In Europe, both Germany and Switzerland already have banks connected to the SPFS system, while it is already in use in Armenia, Belarus, Kazakhstan, and Kyrgyzstan and another six countries. Most Russian banks are already connected to the system.
The SCO currently comprises eight member states: China, India, Kazakhstan, Kyrgyzstan, Russia, Tajikistan, Pakistan, and Uzbekistan, while Iran is due to join next month. Observer states include Afghanistan, Belarus, and Mongolia, while Armenia, Azerbaijan, Cambodia, Nepal, Sri Lanka and Turkiye are dialogue partners.
Upcoming dialogue partners include Egypt, Saudi Arabia, and Qatar, while long standing guests include ASEAN (Brunei, Cambodia, Indonesia, Laos, Malaysia, Myanmar, Philippines, Singapore, Thailand, and Vietnam) and the Commonwealth of Independent States countries, which includes Moldova and Tajikistan among countries not already mentioned, in addition to Turkmenistan. Serbia, which has a free trade agreement with the Eurasian Economic Union, is also expected to be given the opportunity to join, as are the other BRICS nations such as Brazil, and South Africa.
In March this year, Anatoly Aksakov, the Chairman of the State Duma Committee on the Financial Market, announced that the Bank of Russia and the People’s Bank of China were working on connecting the Russian and Chinese financial messaging systems. He also pointed to the beginning of the development of information transfer schemes using blockchains, including the digital ruble and the digital yuan.

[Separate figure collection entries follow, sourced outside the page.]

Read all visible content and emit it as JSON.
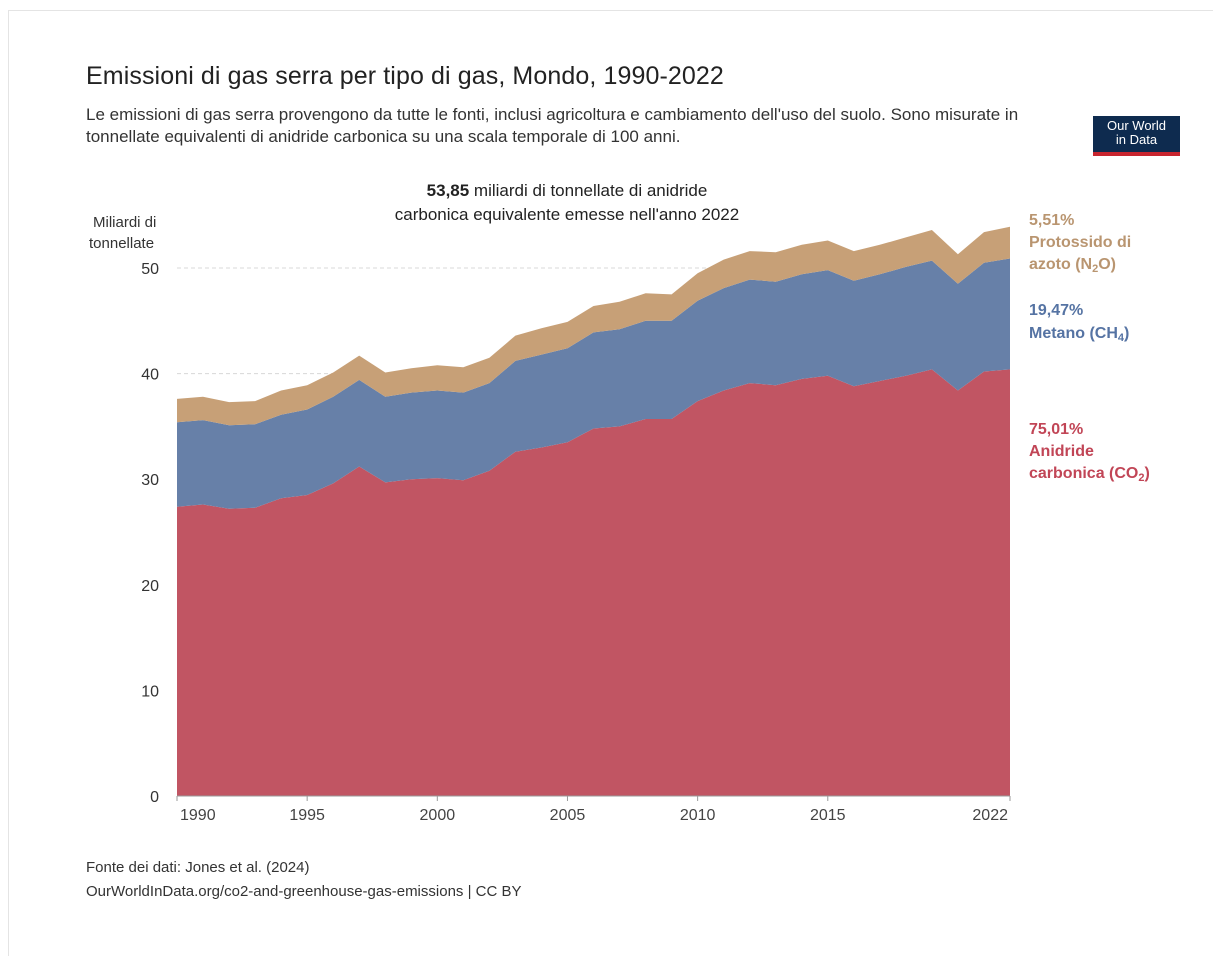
{
  "title": "Emissioni di gas serra per tipo di gas, Mondo, 1990-2022",
  "subtitle": "Le emissioni di gas serra provengono da tutte le fonti, inclusi agricoltura e cambiamento dell'uso del suolo. Sono misurate in tonnellate equivalenti di anidride carbonica su una scala temporale di 100 anni.",
  "logo": {
    "line1": "Our World",
    "line2": "in Data",
    "bg": "#0e2b4f",
    "accent": "#c8252f"
  },
  "footer": {
    "source": "Fonte dei dati: Jones et al. (2024)",
    "url": "OurWorldInData.org/co2-and-greenhouse-gas-emissions | CC BY"
  },
  "chart_data": {
    "type": "area",
    "stacked": true,
    "ylabel_line1": "Miliardi di",
    "ylabel_line2": "tonnellate",
    "ylim": [
      0,
      55
    ],
    "yticks": [
      0,
      10,
      20,
      30,
      40,
      50
    ],
    "xticks": [
      1990,
      1995,
      2000,
      2005,
      2010,
      2015,
      2022
    ],
    "grid": "horizontal-dashed",
    "annotation": {
      "value": "53,85",
      "line1_rest": " miliardi di tonnellate di anidride",
      "line2": "carbonica equivalente emesse nell'anno 2022"
    },
    "x": [
      1990,
      1991,
      1992,
      1993,
      1994,
      1995,
      1996,
      1997,
      1998,
      1999,
      2000,
      2001,
      2002,
      2003,
      2004,
      2005,
      2006,
      2007,
      2008,
      2009,
      2010,
      2011,
      2012,
      2013,
      2014,
      2015,
      2016,
      2017,
      2018,
      2019,
      2020,
      2021,
      2022
    ],
    "series": [
      {
        "key": "co2",
        "percent": "75,01%",
        "name_line1": "Anidride",
        "name_line2": "carbonica (CO",
        "sub": "2",
        "name_end": ")",
        "color": "#c15563",
        "label_color": "#c14556",
        "values": [
          27.4,
          27.6,
          27.2,
          27.3,
          28.2,
          28.5,
          29.6,
          31.2,
          29.7,
          30.0,
          30.1,
          29.9,
          30.8,
          32.6,
          33.0,
          33.5,
          34.8,
          35.0,
          35.7,
          35.7,
          37.4,
          38.4,
          39.1,
          38.9,
          39.5,
          39.8,
          38.8,
          39.3,
          39.8,
          40.4,
          38.4,
          40.2,
          40.4
        ]
      },
      {
        "key": "ch4",
        "percent": "19,47%",
        "name_line1": "Metano (CH",
        "sub": "4",
        "name_end": ")",
        "color": "#6780a8",
        "label_color": "#5573a3",
        "values": [
          8.0,
          8.0,
          7.9,
          7.9,
          7.9,
          8.1,
          8.2,
          8.2,
          8.1,
          8.2,
          8.3,
          8.3,
          8.3,
          8.6,
          8.8,
          8.9,
          9.1,
          9.2,
          9.3,
          9.3,
          9.5,
          9.7,
          9.8,
          9.8,
          9.9,
          10.0,
          10.0,
          10.1,
          10.3,
          10.3,
          10.1,
          10.3,
          10.5
        ]
      },
      {
        "key": "n2o",
        "percent": "5,51%",
        "name_line1": "Protossido di",
        "name_line2": "azoto (N",
        "sub": "2",
        "name_end": "O)",
        "color": "#c7a077",
        "label_color": "#b99570",
        "values": [
          2.2,
          2.2,
          2.2,
          2.2,
          2.3,
          2.3,
          2.3,
          2.3,
          2.3,
          2.3,
          2.4,
          2.4,
          2.4,
          2.4,
          2.5,
          2.5,
          2.5,
          2.6,
          2.6,
          2.5,
          2.6,
          2.7,
          2.7,
          2.8,
          2.8,
          2.8,
          2.8,
          2.8,
          2.8,
          2.9,
          2.8,
          2.9,
          3.0
        ]
      }
    ]
  }
}
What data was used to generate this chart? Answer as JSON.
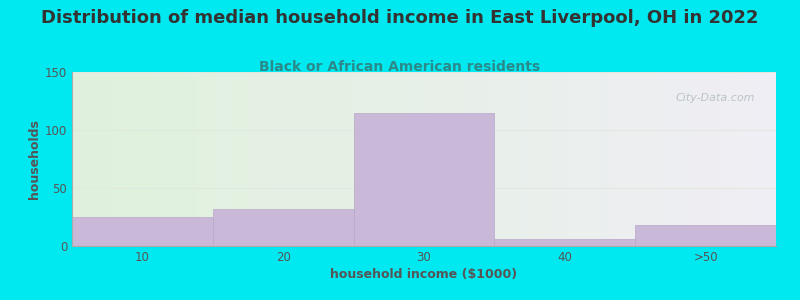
{
  "title": "Distribution of median household income in East Liverpool, OH in 2022",
  "subtitle": "Black or African American residents",
  "xlabel": "household income ($1000)",
  "ylabel": "households",
  "bar_labels": [
    "10",
    "20",
    "30",
    "40",
    ">50"
  ],
  "bar_values": [
    25,
    32,
    115,
    6,
    18
  ],
  "bar_color": "#c9b8d8",
  "bar_edge_color": "#b8a8c8",
  "ylim": [
    0,
    150
  ],
  "yticks": [
    0,
    50,
    100,
    150
  ],
  "background_outer": "#00e8f0",
  "background_plot_left": "#dff2dc",
  "background_plot_right": "#f0eef5",
  "title_fontsize": 13,
  "subtitle_fontsize": 10,
  "axis_label_fontsize": 9,
  "tick_fontsize": 8.5,
  "title_color": "#333333",
  "subtitle_color": "#2a8a8a",
  "tick_color": "#555555",
  "axis_label_color": "#555555",
  "watermark_text": "City-Data.com",
  "watermark_color": "#b0bcc0",
  "grid_color": "#e0e8e0",
  "bar_positions": [
    0.5,
    1.5,
    2.5,
    3.5,
    4.5
  ],
  "bar_width": 1.0,
  "xlim": [
    0,
    5
  ]
}
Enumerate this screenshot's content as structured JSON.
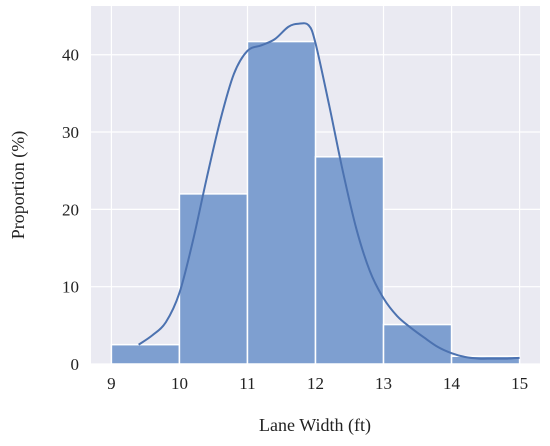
{
  "chart_data": {
    "type": "bar",
    "subtype": "histogram-with-kde",
    "title": "",
    "xlabel": "Lane Width (ft)",
    "ylabel": "Proportion (%)",
    "xlim": [
      8.7,
      15.3
    ],
    "ylim": [
      0,
      46.3
    ],
    "xticks": [
      9,
      10,
      11,
      12,
      13,
      14,
      15
    ],
    "yticks": [
      0,
      10,
      20,
      30,
      40
    ],
    "grid": true,
    "background": "#eaeaf2",
    "bar_color": "#7e9fd0",
    "line_color": "#4c72b0",
    "bins": [
      {
        "start": 9,
        "end": 10,
        "value": 2.5
      },
      {
        "start": 10,
        "end": 11,
        "value": 22.0
      },
      {
        "start": 11,
        "end": 12,
        "value": 41.7
      },
      {
        "start": 12,
        "end": 13,
        "value": 26.8
      },
      {
        "start": 13,
        "end": 14,
        "value": 5.1
      },
      {
        "start": 14,
        "end": 15,
        "value": 1.0
      }
    ],
    "kde": {
      "x": [
        9.4,
        9.6,
        9.8,
        10.0,
        10.2,
        10.4,
        10.6,
        10.8,
        11.0,
        11.2,
        11.4,
        11.6,
        11.75,
        11.9,
        12.0,
        12.2,
        12.4,
        12.6,
        12.8,
        13.0,
        13.2,
        13.4,
        13.6,
        13.8,
        14.0,
        14.2,
        14.4,
        14.6,
        14.8,
        15.0
      ],
      "y": [
        2.5,
        3.7,
        5.4,
        9.2,
        16.0,
        24.0,
        31.5,
        37.5,
        40.5,
        41.2,
        42.0,
        43.6,
        44.0,
        43.8,
        41.5,
        33.5,
        25.0,
        17.5,
        12.0,
        8.5,
        6.2,
        4.7,
        3.4,
        2.2,
        1.4,
        0.9,
        0.7,
        0.7,
        0.7,
        0.8
      ]
    }
  }
}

Also in March, the Economic Times of India stated that the Indian government has offered Russia a new transaction system with the transfer of trade to the ruble and SPFS, which will work through the Reserve Bank of India and Russia’s Vnesheconombank. That system is now operational as India and Russia now trade via rubles and rupees.
Russia has been actively promoting its domestic financial messaging system ever since being cut off from SWIFT as part of Western sanctions imposed on the country over the conflict in Ukraine. Both facilitate financial transactions between banks, but Russia’s SPFS was used only in Russia up until this year, while SWIFT is an internationally adopted system. There is no reason why countries could not belong to both systems – unless the United States threatens SWIFT termination should they take up the Russian offer. Should countries decide to join the Russian SPFS system it will emerge as a competitor to SWIFT and offer emerging economies an alternative to both US monitoring of their international transactions, eradicate the current system of having to pay US corresponding bank charges, lessen US dollar dependence and the impact of any future US sanctions, and provide greater strength to their respective currencies.